At present, there are four nuclear reactors in Finland: two in the nuclear power plant in Loviisa and two in the Olkiluoto plant. A fifth reactor (Olkiluoto 3) is in the implementation phase, and a construction licence application for a sixth reactor has been submitted to the government. The research reactor FiR 1 in Otaniemi, Espoo, owned by VTT Technical Research Centre of Finland, was the first nuclear reactor in Finland. It was decommissioned in 2015.
Finland is a pioneer in nuclear waste management
From an international perspective, Finland is a pioneer in nuclear waste management. Already since the 1990s, both plant sites have taken care of the low and intermediate level waste from their operations as well as the final disposal of waste. The final disposal facilities are in the bedrock, in a depth and with structures that ensure long-term safety.

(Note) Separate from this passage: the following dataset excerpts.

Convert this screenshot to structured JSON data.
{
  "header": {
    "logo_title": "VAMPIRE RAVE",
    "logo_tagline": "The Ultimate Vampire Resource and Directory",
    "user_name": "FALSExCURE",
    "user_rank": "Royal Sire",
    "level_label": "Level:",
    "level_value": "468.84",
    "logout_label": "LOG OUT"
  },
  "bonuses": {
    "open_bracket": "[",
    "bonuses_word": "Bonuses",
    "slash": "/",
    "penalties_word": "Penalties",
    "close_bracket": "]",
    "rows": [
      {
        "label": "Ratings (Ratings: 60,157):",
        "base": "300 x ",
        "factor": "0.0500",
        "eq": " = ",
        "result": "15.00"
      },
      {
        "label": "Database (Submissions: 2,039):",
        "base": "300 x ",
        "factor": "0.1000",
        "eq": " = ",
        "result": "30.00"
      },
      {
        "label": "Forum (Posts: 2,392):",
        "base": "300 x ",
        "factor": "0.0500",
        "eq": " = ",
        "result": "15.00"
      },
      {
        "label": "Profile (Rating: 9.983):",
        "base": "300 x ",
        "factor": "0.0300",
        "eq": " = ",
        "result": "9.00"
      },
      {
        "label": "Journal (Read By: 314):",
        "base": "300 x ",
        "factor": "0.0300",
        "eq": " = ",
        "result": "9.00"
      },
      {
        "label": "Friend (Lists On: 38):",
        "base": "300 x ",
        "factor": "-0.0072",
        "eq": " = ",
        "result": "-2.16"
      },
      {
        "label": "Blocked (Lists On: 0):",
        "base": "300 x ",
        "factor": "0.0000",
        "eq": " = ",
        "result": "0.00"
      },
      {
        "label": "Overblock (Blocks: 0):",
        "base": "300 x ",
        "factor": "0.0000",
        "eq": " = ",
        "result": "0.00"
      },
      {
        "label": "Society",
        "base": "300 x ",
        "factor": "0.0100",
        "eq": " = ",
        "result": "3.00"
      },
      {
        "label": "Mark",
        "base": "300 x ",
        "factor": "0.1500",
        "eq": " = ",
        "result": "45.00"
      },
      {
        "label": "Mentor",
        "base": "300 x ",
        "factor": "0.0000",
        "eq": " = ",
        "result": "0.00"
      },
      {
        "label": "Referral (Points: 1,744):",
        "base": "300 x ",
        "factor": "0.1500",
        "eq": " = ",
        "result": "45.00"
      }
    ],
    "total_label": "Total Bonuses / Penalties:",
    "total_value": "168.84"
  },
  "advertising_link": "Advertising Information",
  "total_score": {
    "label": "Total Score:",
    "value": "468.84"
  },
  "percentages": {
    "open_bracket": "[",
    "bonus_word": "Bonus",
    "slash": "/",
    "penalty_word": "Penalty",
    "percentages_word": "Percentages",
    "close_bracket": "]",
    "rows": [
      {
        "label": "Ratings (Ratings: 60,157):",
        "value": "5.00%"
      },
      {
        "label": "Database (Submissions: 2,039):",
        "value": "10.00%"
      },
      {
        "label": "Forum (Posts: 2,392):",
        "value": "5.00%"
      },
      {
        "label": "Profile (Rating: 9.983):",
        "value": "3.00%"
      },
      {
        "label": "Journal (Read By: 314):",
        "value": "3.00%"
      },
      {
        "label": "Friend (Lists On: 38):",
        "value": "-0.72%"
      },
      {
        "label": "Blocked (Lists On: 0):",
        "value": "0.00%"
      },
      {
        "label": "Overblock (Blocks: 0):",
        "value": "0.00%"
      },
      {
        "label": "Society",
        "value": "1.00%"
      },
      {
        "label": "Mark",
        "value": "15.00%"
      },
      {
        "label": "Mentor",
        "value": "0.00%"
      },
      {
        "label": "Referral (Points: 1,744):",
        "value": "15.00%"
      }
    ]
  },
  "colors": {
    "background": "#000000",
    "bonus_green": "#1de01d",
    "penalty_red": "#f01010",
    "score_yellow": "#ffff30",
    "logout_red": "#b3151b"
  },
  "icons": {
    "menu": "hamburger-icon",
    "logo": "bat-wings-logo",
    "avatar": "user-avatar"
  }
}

Spent fuel (i.e. high-level radioactive nuclear waste) is stored temporarily on the plant sites. The safety of the final disposal of spent fuel is ensured by depositing it into the bedrock sufficiently deep and with sufficient structures. A final disposal facility for high-level radioactive waste is under construction in Olkiluoto. It is the world’s first final deposal facility that is in the implementation phase and that has been issued a construction licence.